Feeling so much anger

Hey y’all.. I just need a place to vent. Long story short, my baby boy is 7 weeks old now.

His dad and I split in early February. I did not see him once in pregnancy, we fought over the phone almost the entire 9 months because he wanted me To take him back but we were sooo toxic for each other I never did. Then for maybe the months of may-July we didn’t talk even once. I thought by august maybe we would be able to get along better since so much time had went by, and we did a little bit, but then he started in again with “ your bubble shows your online you must be getting other attention” etc etc I’m sure y’all can imagine how bad it got.

So I said, let’s make this about the baby and the baby only , told him when I was in labor and everything, and he never showed up. Fine fine whatever. I try and let that go and offer him to come see the baby, mind you he lives a little less than an hour away, and 7 weeks later still hasn’t showed up. He wants me to drive the baby all the way out there where he is, and I haven’t wanted to or felt like it so he says I’m the reason he can’t meet his son.

There is obviously much more to the story, but I guess my issue is I can’t let him go.
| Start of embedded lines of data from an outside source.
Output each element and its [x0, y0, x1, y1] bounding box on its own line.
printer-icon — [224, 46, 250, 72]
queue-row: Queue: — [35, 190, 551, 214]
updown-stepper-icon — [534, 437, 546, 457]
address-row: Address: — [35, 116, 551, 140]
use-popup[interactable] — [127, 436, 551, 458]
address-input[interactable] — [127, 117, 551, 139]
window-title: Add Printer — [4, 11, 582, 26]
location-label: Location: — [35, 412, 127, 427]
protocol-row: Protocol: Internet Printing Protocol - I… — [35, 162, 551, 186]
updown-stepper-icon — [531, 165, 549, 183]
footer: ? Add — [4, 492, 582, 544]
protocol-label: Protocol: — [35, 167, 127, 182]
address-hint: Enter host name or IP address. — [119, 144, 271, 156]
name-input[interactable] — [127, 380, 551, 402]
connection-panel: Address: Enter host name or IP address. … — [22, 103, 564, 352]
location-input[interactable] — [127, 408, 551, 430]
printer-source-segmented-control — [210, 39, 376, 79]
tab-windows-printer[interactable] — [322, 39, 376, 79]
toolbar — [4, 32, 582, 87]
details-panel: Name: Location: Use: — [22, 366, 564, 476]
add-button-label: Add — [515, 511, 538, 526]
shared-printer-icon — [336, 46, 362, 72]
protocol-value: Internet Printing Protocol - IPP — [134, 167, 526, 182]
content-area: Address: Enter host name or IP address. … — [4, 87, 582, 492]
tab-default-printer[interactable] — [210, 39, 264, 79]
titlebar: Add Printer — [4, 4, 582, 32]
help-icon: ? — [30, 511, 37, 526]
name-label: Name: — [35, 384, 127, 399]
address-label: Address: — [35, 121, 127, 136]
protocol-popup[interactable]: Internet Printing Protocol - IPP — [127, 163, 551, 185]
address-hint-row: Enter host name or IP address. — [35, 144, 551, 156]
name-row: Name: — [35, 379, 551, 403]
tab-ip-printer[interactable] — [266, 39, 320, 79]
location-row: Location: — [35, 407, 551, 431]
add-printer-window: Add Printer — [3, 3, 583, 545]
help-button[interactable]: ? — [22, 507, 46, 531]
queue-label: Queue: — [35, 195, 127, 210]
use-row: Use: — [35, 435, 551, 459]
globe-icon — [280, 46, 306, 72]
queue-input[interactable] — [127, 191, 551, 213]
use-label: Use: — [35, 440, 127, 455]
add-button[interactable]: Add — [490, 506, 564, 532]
I don’t want him, I won’t take him back, but I keep fighting with him because I’m scared to cut him off 10000%. I need advice. He’s so toxic. He didn’t sign any paperwork, or nothing. Baby doesn’t even have his last name. He complains about the baby but wants me to do literally all the foot work and says this is all my fault. I just wanna ignore him all together and be done even if I love him, but he makes me feel bad, or like I have to defend myself. I’ve turned into a very angry person too, at everyone but my kids. Can’t stand how I was treated with this pregnancy by him especially but others also. I hate this

Also, he has 3 other children with an ex he takes care of wonderful. Why can’t my son have a dad? It’s like he wants me, nudes, sex talk or to know my business but that’s it.